Musician Jeff Parker says he is a fan of this "gorgeous, diverse, exploratory and nuanced" record. Jessika Kenney, who has partnered with Sarah Davachi and Sunn O))), heard Williams play while studying in Seattle in the 1990s, and was attracted to the power of her music, but was largely unaware of her otherworldly prepared piano until this release. Not long after attending Williams live, she traveled to Indonesia, in search of "surrealism in the improvisational vocals of the Javanese gamelan," she says. "Currently, that feels completely natural as a connection with her. I only wish it was known to me then."

Artistic Forebears

These modified tones have historical forerunners: reflect on John Cage’s prepared pianos, or the radical techniques of idiosyncratic composer Henry Cowell. What’s striking is how successfully she blends these new sounds with her own soulful language at the keyboard. Her musical speech scarcely deviates from that which she honed in a catalog spanning more than 80 albums, ensuring that the new psychedelically coloured sounds are fueled by the fizzy energy of an improviser in full control. It’s thrilling stuff.

An Eternal Tinkerer

Williams had always tinkered with the piano. "When I played, I visualized colors," she once explained. She was given her first vertical piano in 1954. On her blog, she told the story of her first "dismantling" – "as I’ve done for all pianos," she commented: Williams detached a panel from beneath the piano’s keyboard, and set it on the floor alongside her stool. "Seeking rhythm, my left foot turned into the hi-hat pedal," she explained.

Initially, Williams trained in classical piano at the Peabody Conservatory. Youthful exposures with the standard canon led her to Rachmaninov; she took his famous Prelude in C minor to her piano teacher, who reprimanded her for altering a section. However, he detected her potential: the next week, he introduced her to Dave Brubeck to play. She mastered his Take Five within a week.

Frustration with the Scene

Subsequently, Brubeck refer to Williams "among the finest pianists I have ever heard," and McCoy Tyner was similarly impressed. Williams’ 2004 Grammy-nominated album Live at Yoshi’s, Vol 1, shows her deep immersion in jazz history, plus her signature clever pianistic wit. However, despite her dedicated efforts to study the genre – first, to the contemporary approaches of Coltrane, Miles and Dolphy, before tracing a path back to Monk and Garner to Fats Waller and James P Johnson – she rapidly felt disillusioned with the jazz world.

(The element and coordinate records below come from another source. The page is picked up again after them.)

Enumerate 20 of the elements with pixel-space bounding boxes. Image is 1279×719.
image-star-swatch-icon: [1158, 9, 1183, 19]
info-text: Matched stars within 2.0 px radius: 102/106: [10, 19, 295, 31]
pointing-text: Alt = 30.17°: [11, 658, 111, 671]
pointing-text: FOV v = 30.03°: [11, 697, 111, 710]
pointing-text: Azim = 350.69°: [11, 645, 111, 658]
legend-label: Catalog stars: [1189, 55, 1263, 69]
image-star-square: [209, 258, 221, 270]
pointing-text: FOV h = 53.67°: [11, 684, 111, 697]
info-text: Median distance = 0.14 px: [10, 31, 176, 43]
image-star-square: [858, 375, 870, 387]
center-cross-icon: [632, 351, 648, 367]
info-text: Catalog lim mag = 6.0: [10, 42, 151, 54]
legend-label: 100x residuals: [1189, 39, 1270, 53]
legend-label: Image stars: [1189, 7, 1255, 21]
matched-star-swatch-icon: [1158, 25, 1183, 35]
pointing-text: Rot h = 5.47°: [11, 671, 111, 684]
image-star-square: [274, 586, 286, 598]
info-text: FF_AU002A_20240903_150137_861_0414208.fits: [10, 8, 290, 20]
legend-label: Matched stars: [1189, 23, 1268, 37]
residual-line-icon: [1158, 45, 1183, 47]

Following her relocation from Philadelphia to San Francisco, Williams was introduced to the great Mary Lou Williams. Buoyed up by the senior musician's advice ("Don’t ever let anyone stop you"), she became a strident, public critic of her scene: of the low wages, the jazz "old boys' network," the "scene networking" – namely smoking and drinking as the main method of getting gigs – and of a profit-driven sector riding on the coattails of financially strained musicians.

"I remain constantly disappointed at the reality of the ‘jazz world’ and its incapacity to unite, discuss, and defend a set, any set, of fundamental principles," she penned in the liner notes to her 2008 release Deep Monk. Similarly, the writing on her blog was broad in scope, direct, decidedly ideological and feminist, though she rarely discussed her experiences as a transgender woman. A writer pointed out: "To add to the sexism … that pushed her from her desired musical domain for a period, imagine what kind of inhumane bullshit she must have endured as a trans woman in the jazz scene of the early 80s."

Forging an Autonomous Career

Williams’ career evolved into self-sufficiency. After time in the active Bay Area scene, she moved through smaller cities such as Sacramento and Santa Cruz, settling in Portland in 1991, and later going to a more remote location, to Yakima, Washington State, in the 2010s. Williams saw early on the huge potential of the internet

Bruce Hernandez PhD
Bruce Hernandez PhD

A passionate writer and tech enthusiast sharing insights on digital trends and creative living.